Although the goal of the Erlangen and Heidelberg research programs is to ultimately revolutionize diagnostic methods, they are already thinking about possibilities for improving individualized disease prediction. “It’s conceivable that we’ll be able to affordably conduct complete genome sequences in the near future,” says Wirsz. This could allow risk factors to be identified for a variety of conditions, such as many heart diseases, cancers, and Alzheimer’s disease.
Naturally, with so much sensitive information potentially flowing from tomorrow’s genomic tests, the issue of data security will become increasingly important. “We are working on multiple levels to ensure that patient data will remain accessible only to authorized individuals,” says Keller. That will be crucial as data is increasingly stored on external servers in the cloud.

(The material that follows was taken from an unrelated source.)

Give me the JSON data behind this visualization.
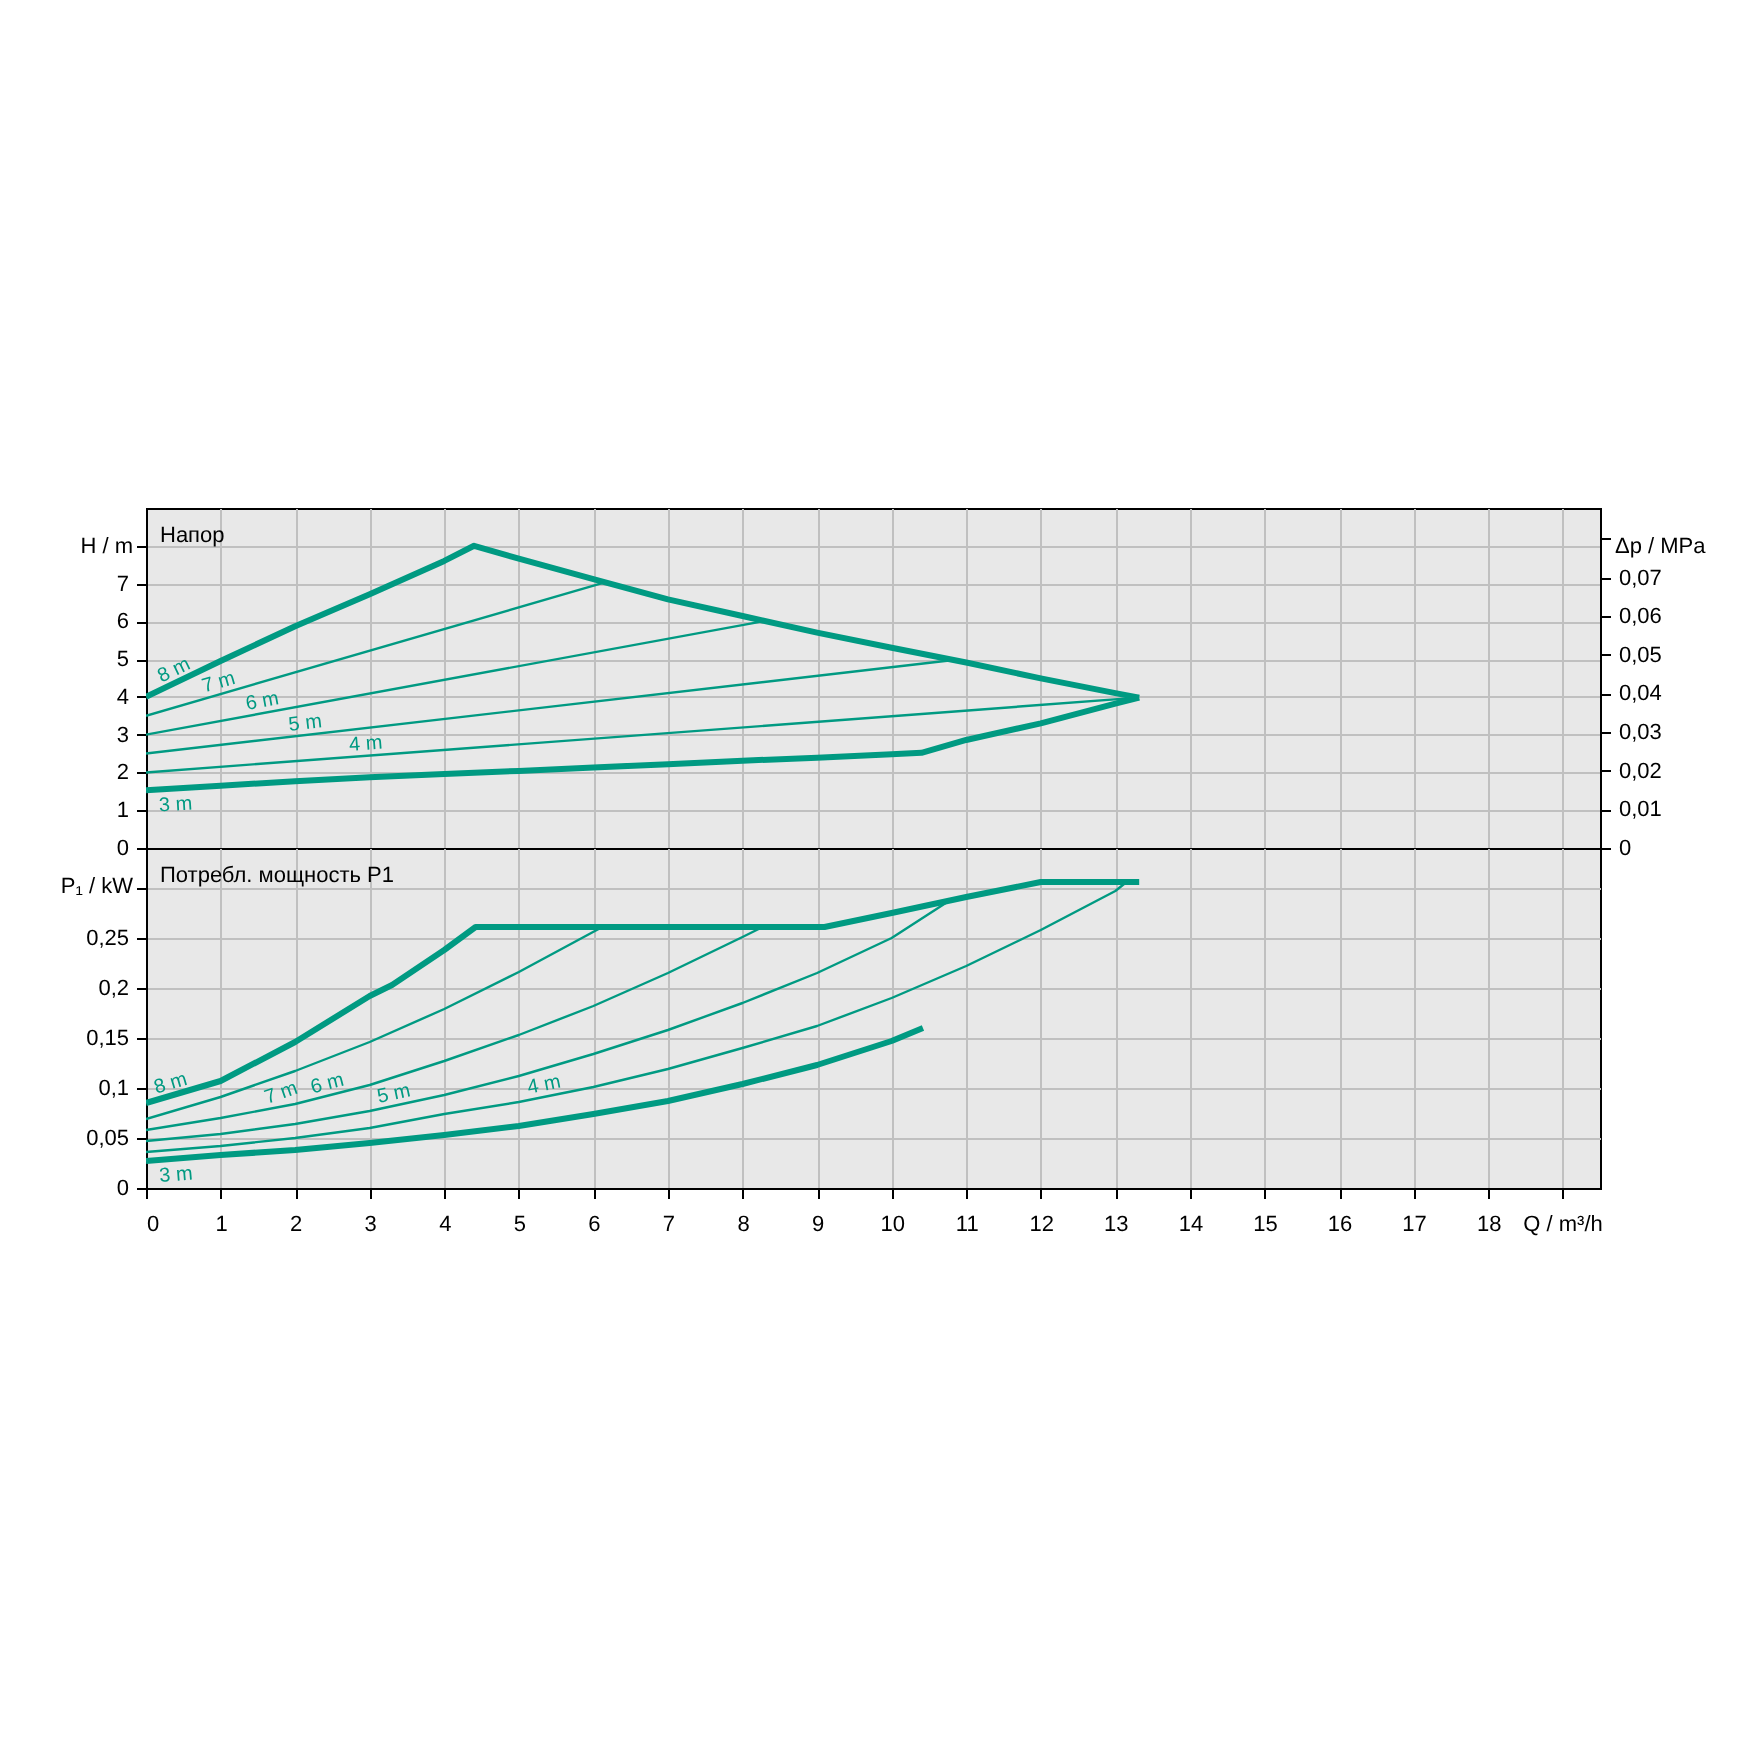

Personalized Medicine. Siemens researchers are also taking a close look at the future field of pharmacogenomics, which involves medical treatments tailored to a patient’s individual genetic profile. This issue is very important because it’s becoming more and more difficult to develop new medications that are effective for large segments of the population yet that have few side effects. The pharmaceutical industry needs to invest billions if such blockbuster drugs are to be created. Up until now, regulatory organizations have refused to approve medications that only help 20 percent of patients on average. Now, however, we know that genetic makeup often determines whether or not a certain drug will work on a patient — and a susceptibility to specific side effects is often inherited as well. The new trend here is companion diagnostics — tests that can be used to determine whether a treatment in a specific case will lead to success, and thus to indicate whether the drug in question should be approved for use with certain patient groups. “This is exactly the situation in which our software can be used as well. In other words, it might help personalized medicine achieve a big breakthrough,” says Wirsz.